Synthesis and characterization of rGO/Fe2O3 nanocomposite as an efficient supercapacitor electrode material

Abstract

The reduced graphene oxide-Fe2O3 (rGO-Fe2O3) nanocomposites were synthesized by a facile and low-cost hydrothermal method employing rGO and Iron (III) nitrate precursors. The synthesis parameters including the reduction time and presence of reduction aid are studied. The structural and morphological studies of the nanocomposites were investigated by using Raman spectra, Fourier transform infrared spectroscopy, X-ray diffraction, and field emission scanning electron microscopy. The results indicate that Fe2O3 nanoparticles with average particle size of 25 nm are well anchored on graphene sheets and the weight percent of the nanoparticles in the nanocomposites was influenced by the reduction time. The as-synthesized nanocomposites were characterized by a three-electrode system using cyclic voltammetry, electrochemical impedance spectroscopy, and galvanostatic charge–discharge in 1 M KOH aqueous solution.
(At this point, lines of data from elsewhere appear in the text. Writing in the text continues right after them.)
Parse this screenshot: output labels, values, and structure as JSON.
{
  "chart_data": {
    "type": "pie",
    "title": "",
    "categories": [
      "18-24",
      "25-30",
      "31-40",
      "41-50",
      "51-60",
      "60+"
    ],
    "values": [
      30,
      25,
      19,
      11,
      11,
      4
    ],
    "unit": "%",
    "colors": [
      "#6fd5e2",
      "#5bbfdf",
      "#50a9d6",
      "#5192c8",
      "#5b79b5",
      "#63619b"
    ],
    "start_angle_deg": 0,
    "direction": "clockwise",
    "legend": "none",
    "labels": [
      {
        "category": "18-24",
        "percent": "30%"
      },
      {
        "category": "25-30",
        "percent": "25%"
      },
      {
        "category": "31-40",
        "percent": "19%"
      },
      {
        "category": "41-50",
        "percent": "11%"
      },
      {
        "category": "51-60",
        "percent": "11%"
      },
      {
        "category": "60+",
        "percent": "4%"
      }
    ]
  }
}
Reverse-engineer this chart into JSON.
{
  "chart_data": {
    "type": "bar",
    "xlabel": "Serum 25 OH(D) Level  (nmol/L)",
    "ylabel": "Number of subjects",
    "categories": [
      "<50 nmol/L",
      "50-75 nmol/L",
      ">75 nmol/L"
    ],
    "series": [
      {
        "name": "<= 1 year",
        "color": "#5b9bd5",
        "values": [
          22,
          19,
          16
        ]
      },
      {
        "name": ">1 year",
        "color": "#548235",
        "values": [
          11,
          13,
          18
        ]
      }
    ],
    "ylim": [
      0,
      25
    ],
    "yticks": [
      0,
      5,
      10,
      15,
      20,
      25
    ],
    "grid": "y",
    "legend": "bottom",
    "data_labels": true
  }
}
The electrodes made of rGO-Fe2O3 nanocomposite synthesized by urea as reduction aid showed a high specific capacitance of 291 F g−1 at 1 A g−1 in the potential range of − 1 to 0 V. The best electrochemical performance of urea reducted rGO-Fe2O3 nanocomposites is basically attributed to the effect of Fe2O3 nanoparticles in preventing the restacking of rGO sheets.